Our economy relies on the threat of hostile takeovers by businesses who can profit by identifying mismanaged companies, buying them, jettisoning the bad management or reversing bad decisions, and improving the bottom line as a result to hold corporate executives accountable and to give them an incentive to manage their companies effectively. But, conglomerates with many units purchases to provide internal access to retained earnings that lack meaningful public disclosure of unit performance that would be available if the divisions were separate publicly held firms, discourage this kind of market discipline, as do management friendly rulings of the Delaware courts that allow publicly held corporations to discourage market efforts to hold them accountable with golden parachutes that international financial experts have widely condemned as encouraging systemic risk by rewarding senior executive mismanagement, and other poison pills to discourage shareholder and financial market identification of and intervention to end mismanagement of big businesses.

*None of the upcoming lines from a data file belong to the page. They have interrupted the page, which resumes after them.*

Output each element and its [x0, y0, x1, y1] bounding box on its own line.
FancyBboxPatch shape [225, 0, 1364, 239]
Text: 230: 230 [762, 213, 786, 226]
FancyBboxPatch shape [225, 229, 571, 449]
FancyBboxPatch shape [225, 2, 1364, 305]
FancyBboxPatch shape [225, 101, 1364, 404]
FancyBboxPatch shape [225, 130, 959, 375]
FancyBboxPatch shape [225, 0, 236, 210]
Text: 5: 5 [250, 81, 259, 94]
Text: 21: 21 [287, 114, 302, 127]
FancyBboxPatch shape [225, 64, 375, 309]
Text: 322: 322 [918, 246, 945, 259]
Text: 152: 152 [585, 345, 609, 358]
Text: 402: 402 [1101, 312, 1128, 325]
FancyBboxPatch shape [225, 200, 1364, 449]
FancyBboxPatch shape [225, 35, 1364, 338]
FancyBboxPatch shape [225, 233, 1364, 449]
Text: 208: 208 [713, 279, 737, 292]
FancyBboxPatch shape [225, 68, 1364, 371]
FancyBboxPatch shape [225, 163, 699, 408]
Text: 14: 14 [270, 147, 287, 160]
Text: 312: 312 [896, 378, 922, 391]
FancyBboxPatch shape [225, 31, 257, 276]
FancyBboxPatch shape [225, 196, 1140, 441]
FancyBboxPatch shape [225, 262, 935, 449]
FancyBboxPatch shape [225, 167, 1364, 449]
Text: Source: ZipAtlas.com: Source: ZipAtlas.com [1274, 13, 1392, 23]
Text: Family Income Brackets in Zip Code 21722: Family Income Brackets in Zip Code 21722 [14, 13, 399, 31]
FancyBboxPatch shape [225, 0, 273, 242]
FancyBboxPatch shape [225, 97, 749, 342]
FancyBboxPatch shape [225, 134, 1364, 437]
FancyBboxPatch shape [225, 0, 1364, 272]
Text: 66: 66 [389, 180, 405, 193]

In theory, antitrust laws should prevent anticompetitive mergers that harm the public interest, but in practice, they are a toothless tiger than looks impressive but has little practical impact. Most of the harm from a bias towards mergers and against holding separate functional business units accountable flows from the collective effect of little incremental decisions whose public impacts are not obvious. By the time that antitrust regulators can truly prove that the merger of the last few oligarchic firms in an industry will harm competition, the damage has already been done, and nothing gives antitrust authorities the power to limit the formation of conglomerates that don't have monopoly power in any one industry, despite the fact that this was one of the concerns that led to the passage of these laws in the first place.

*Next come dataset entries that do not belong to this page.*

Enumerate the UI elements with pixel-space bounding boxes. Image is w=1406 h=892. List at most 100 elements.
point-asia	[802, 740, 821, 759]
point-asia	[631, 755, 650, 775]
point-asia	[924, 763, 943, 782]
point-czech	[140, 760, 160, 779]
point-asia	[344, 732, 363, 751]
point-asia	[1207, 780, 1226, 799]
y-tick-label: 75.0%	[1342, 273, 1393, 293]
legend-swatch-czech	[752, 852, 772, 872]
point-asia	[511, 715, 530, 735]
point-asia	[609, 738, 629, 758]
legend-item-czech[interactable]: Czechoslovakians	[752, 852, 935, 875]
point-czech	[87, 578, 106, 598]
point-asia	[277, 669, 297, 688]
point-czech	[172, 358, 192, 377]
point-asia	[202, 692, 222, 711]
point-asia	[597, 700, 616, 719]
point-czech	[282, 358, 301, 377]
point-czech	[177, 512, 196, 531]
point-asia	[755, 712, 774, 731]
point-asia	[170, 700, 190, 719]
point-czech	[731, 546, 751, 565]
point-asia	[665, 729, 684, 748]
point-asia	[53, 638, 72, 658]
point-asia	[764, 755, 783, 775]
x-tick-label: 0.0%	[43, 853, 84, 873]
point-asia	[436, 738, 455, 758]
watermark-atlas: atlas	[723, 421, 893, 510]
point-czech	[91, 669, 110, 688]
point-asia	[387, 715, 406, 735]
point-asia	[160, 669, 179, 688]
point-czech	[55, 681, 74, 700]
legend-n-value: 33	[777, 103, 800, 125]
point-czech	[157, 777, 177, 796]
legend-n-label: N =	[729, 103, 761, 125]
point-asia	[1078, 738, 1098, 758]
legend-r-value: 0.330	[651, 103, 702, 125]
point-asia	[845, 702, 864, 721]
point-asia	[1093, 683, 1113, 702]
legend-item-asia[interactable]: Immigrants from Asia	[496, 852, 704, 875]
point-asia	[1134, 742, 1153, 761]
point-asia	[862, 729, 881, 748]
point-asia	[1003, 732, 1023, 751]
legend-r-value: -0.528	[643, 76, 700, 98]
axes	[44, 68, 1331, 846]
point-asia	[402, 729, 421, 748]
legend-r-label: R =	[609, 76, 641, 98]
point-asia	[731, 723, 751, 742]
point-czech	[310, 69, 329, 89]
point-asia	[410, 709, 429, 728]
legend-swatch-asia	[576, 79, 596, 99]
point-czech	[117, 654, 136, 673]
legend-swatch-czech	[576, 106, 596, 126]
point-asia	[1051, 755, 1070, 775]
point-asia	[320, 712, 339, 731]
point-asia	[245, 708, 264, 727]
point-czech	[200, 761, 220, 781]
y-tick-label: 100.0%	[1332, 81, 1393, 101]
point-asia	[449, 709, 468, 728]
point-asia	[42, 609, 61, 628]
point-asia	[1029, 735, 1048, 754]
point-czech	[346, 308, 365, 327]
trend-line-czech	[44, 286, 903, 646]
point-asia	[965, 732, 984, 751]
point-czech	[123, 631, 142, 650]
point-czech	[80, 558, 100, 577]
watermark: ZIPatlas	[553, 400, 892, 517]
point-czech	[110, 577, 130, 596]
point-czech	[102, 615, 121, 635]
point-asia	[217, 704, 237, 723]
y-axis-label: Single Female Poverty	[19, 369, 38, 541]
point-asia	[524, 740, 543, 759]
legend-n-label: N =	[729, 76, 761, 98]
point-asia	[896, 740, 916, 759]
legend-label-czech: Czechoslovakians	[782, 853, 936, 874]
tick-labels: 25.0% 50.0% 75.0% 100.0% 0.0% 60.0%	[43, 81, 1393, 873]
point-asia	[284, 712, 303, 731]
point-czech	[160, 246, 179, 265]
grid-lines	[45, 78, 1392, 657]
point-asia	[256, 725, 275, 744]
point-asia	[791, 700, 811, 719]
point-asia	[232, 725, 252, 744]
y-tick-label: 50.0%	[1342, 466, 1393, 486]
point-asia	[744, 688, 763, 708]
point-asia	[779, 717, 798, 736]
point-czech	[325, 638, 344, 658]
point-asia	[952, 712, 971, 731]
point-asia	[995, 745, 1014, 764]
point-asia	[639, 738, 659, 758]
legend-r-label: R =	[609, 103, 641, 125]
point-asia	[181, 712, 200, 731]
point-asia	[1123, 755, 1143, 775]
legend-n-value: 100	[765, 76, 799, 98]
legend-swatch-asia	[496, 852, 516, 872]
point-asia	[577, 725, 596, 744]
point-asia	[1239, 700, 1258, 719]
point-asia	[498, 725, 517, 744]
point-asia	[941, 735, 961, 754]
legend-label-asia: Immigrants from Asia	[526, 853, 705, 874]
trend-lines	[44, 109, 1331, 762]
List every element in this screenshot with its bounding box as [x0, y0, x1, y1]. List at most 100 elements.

Collectively, these incentives and corporate and antitrust law flaws have not only negative economic efficiency consequences, but negative consequences for the appropriate distribution of wealth and income in society and the allocation of political power. While economically unreasonably large firms may not necessarily have unreasonable market monopolies in given industries, their sheer size does unreasonably concentrate wealth in a self-dealing economic elite of senior managers and the top professional advisers in investment banks, law firms and accounting firms (for example), and similarly, unreasonably concentrates political power in these unaccountable elites, while providing a means by which businesses have an incentive to fight for the interests of this economic elite as a social class, rather than being disaggregated into the conflicting factions of smaller firms with more particular political interests that the founders envisioned in the Federalist papers that are more easily subjected to the diffuse interests of the majority. In a nutshell, conglomerates encourage logrolling and mutual backscratching not just by politicians themselves but by the monied interests that are developing political coalitions that work to the detriment of the public interest.

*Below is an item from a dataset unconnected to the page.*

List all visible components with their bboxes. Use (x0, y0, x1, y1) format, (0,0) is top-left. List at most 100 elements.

Is this a lot to lay at the foot of Internal Revenue Code 368, corporate double taxation, and regulations promulgated by the IRS and SEC? Surely it is. But, the obscure pieces of our regulatory framework conspire to drive the unreasonable concentration of economic power, wealth and income, while simultaneously making our economy less competitive. They may not be flashy, but their day after day, broad systemic impact on the way that decisions are made in the dominant sector of our economy have a cumulative impact that is easily underestimated.